Thursday, September 20, 2012

Green on Blue Attacks: Can Brochures Really Help?

All of us are concerned about “Green on Blue Attacks”.  Incidents where Afghans turn on coalition forces. The Afghan government has developed a 28-page "Brochure for Understanding the Culture of Coalition Forces" (see: The document which is being distributed to Afghan soldiers and presumably Afghan National Police, is regarded as a positive step in building bridges of understanding across the cultural divide.

Media reports and other sources keep saying that most of these attacks are angry, offended or troubled individuals. Reportedly foreign influence and Taliban infiltration are involved in a small percentage of the incidents.

What has this got to do with MISO/PSYOP?

We look at target audiences, assess alternative media and delivery means, develop messages and execute. We do all this to support the CDR and his mission.

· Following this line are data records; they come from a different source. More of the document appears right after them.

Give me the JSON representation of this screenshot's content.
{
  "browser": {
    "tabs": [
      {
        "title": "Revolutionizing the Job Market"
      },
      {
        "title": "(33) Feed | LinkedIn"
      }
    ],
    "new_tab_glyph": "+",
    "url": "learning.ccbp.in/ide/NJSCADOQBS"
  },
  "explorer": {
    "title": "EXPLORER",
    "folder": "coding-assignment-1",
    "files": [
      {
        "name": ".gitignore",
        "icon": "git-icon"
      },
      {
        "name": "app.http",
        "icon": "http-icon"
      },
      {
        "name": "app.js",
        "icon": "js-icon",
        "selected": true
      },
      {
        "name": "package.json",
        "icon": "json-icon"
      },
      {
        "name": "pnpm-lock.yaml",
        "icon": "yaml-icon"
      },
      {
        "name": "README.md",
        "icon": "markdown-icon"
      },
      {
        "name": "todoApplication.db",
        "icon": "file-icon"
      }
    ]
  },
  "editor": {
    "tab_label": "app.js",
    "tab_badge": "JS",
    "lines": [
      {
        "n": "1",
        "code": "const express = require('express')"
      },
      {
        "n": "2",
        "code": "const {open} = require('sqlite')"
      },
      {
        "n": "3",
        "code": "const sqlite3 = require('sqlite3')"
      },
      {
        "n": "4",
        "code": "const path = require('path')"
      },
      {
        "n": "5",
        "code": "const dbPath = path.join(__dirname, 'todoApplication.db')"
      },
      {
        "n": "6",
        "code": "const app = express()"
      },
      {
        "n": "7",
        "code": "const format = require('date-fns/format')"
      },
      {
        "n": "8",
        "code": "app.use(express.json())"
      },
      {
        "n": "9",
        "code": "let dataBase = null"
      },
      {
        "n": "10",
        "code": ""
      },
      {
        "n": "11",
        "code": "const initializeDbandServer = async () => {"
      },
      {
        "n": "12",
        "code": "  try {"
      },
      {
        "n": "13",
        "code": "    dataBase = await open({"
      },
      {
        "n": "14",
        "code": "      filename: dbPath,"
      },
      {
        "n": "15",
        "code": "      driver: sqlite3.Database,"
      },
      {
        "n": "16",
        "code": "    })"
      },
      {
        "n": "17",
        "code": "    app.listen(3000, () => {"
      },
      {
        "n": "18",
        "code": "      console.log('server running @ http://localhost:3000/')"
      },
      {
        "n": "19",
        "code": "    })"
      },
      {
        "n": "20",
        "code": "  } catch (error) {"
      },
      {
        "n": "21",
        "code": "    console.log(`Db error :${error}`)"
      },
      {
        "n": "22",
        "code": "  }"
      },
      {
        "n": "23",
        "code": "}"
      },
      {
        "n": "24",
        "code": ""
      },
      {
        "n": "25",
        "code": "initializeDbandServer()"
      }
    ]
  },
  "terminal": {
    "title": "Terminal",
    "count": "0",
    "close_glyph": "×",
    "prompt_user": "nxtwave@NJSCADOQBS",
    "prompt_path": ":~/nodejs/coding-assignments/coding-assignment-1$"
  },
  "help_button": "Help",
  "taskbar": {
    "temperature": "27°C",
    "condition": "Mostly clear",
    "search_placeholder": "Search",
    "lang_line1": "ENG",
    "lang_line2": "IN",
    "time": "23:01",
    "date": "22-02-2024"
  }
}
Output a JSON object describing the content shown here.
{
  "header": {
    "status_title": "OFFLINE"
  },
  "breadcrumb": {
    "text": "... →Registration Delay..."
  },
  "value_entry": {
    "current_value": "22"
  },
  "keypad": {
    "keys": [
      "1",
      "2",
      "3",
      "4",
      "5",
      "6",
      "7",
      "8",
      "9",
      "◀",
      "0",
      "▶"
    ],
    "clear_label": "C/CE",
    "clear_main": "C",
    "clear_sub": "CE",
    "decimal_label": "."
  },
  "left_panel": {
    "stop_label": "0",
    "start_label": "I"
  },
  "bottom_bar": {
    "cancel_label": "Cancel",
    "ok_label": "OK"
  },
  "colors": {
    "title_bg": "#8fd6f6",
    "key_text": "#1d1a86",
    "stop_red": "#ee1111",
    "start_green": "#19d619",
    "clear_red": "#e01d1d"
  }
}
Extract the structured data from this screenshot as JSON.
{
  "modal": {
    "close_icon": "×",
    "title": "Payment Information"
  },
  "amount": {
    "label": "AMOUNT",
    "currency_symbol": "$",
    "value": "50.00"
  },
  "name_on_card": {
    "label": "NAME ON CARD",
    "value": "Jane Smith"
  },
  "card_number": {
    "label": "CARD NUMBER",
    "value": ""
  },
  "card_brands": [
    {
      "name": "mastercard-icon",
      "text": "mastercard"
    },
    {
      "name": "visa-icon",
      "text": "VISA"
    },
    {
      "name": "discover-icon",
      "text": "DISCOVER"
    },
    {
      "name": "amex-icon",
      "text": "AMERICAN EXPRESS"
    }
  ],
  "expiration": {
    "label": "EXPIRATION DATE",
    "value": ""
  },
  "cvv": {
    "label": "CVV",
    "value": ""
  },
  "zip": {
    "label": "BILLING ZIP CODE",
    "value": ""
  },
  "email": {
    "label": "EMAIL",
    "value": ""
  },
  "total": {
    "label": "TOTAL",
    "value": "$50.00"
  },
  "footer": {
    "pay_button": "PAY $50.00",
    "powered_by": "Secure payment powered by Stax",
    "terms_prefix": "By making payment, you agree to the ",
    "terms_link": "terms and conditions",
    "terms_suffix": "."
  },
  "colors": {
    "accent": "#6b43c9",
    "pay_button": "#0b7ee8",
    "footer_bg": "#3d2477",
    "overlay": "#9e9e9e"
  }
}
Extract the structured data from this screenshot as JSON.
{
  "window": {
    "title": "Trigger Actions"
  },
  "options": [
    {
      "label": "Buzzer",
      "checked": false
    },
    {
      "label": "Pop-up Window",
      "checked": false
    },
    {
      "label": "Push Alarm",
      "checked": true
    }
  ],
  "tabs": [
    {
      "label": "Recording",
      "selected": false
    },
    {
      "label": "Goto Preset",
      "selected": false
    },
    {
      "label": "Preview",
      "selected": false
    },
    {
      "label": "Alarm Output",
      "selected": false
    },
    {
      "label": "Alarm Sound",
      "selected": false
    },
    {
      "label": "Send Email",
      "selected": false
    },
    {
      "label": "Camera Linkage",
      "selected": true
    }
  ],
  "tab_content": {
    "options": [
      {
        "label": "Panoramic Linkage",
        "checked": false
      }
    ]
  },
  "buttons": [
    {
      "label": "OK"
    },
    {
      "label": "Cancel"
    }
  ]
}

No one would deny that the mission in Afghanistan is complex, unique for us as a military force and unforgiving. 

Sowing distrust for allies is among the most classic forms of PSYOP. This very cost effective strategy exploits existing feelings, grudges, histories, preconceived opinions or other already negative impressions. 

Deception, such as  wearing the uniform of a friendly force is another classic technique. The Germans were renowned for their efforts employing this tactic during the Battle of the Bulge.
The Green on Blue attacks seem to include a bit of both of these.

Perhaps a brochure is fine for those who can read and for those who are open to learn. For those who can neither read or who are fixed in their beliefs or who lack the discipline and training to carry weapons, brochures are of no use.

If I were a cynic I might say the purpose of the brochure for the Afghan government to try and convince NATO that the government is actively involved in helping to stop the attacks by negating bad feelings through education. History, however, would not be on the side of this argument.

These incidents appear to be caused by individuals who have not been properly screened to see if they are suited to do what they are tasked to do. No amount of influencing will change this, so perhaps the brochure effort can serve as a very bad example on two fronts: 1. It will not accomplish the task for which it was developed and 2. It serves to show yet another misstep by the Afghan government.